Todays challenge was to download the candy datasets from 2014-2017 and prep and analyze them in the server.
Firstly I imported the data into the server and decided how I would union the tables. This was an issue as the survey data was not consistent across years making it very hard to decide which fields to remove. As I did not want to get rid of too many fields i decided not to include 2014 data into my work and only look at the other years.
I then cleaned the data and removed fields with nulls and unioned the tables together. I came across a big issue when running my workflow as there was an error when i published the dataset which took me a long time to sort out. The way i went about solving the error was by outputting the individual sheets and for each year which revealed that only 2017 data had an error. I then focused on this table and managed to solve the error.
I had to output the individual sheets and then union them in a separate step.
![](https://www.thedataschool.co.uk/content/images/2023/01/image-507.png)
![](https://www.thedataschool.co.uk/content/images/2023/01/image-508.png)
My original plan was to analyze all the unioned data together as well as a separate table with the full 2017 dataset. This would allow me to have a comparison between the years but also get further analysis which was carried out in the 2017 survey alone.
I wanted to be able to compare the results for each of the questions in a Gantt chart.
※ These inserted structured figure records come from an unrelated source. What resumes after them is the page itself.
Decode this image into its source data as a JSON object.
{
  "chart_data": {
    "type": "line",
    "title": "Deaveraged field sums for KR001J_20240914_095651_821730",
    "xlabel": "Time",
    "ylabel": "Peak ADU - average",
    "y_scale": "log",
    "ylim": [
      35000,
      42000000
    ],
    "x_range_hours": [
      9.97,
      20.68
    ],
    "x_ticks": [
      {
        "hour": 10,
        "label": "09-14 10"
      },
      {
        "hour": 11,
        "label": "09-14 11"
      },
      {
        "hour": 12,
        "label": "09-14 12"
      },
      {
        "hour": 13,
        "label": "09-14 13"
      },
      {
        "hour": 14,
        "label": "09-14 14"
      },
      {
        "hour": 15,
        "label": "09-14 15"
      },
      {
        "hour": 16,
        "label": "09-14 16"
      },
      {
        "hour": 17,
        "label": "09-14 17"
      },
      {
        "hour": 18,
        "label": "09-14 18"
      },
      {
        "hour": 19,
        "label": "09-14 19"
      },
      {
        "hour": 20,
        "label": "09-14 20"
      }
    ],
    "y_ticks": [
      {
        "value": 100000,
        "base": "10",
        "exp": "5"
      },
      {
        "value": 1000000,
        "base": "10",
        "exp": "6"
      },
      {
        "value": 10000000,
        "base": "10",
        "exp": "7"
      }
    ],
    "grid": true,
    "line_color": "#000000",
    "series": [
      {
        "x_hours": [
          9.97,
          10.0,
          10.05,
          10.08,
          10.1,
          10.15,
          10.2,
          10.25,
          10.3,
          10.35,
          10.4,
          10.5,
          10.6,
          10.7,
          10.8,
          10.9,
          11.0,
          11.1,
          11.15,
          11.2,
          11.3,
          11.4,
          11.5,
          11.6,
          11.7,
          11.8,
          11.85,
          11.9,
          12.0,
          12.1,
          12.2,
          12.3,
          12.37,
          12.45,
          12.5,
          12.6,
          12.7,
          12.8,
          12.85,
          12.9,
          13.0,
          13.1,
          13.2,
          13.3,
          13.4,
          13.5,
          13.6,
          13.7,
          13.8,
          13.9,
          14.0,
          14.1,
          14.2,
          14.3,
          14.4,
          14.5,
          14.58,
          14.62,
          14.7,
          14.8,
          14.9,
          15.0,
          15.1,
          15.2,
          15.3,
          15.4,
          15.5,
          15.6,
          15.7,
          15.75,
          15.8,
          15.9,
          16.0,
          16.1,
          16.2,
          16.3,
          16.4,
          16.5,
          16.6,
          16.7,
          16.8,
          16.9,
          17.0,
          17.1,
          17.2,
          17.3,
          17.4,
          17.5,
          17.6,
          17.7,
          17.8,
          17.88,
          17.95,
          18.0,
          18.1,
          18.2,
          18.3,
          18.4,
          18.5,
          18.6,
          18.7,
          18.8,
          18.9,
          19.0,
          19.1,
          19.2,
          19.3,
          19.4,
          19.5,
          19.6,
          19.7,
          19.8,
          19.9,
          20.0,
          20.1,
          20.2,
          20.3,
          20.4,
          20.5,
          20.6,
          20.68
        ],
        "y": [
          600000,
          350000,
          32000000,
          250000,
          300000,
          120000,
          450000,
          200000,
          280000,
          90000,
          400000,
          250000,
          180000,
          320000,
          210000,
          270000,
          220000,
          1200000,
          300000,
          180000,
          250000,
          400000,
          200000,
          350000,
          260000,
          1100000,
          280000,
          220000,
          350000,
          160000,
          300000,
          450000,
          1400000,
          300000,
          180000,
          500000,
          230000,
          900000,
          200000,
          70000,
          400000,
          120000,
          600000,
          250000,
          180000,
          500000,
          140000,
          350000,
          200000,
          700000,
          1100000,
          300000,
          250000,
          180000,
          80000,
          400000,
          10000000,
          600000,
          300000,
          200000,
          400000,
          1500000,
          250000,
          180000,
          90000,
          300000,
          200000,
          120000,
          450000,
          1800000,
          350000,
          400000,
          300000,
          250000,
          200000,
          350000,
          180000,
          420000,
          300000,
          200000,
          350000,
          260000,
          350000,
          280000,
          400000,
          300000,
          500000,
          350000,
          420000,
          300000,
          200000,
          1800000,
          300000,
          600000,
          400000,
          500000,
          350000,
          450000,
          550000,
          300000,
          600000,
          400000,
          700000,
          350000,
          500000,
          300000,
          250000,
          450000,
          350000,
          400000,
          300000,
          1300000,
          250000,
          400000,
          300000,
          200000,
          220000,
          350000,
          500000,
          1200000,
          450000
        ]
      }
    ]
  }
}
However, this took me a lot longer than I expected due to aggregation issues within my data.
![](https://www.thedataschool.co.uk/content/images/2023/01/image-516.png)
After I Completed this i created 3 bar charts with the top and bottom 5 categories per year.
![](https://www.thedataschool.co.uk/content/images/2023/01/image-517.png)
Finally, I created a line chart for the 2017 data to see if there was a link between age and score.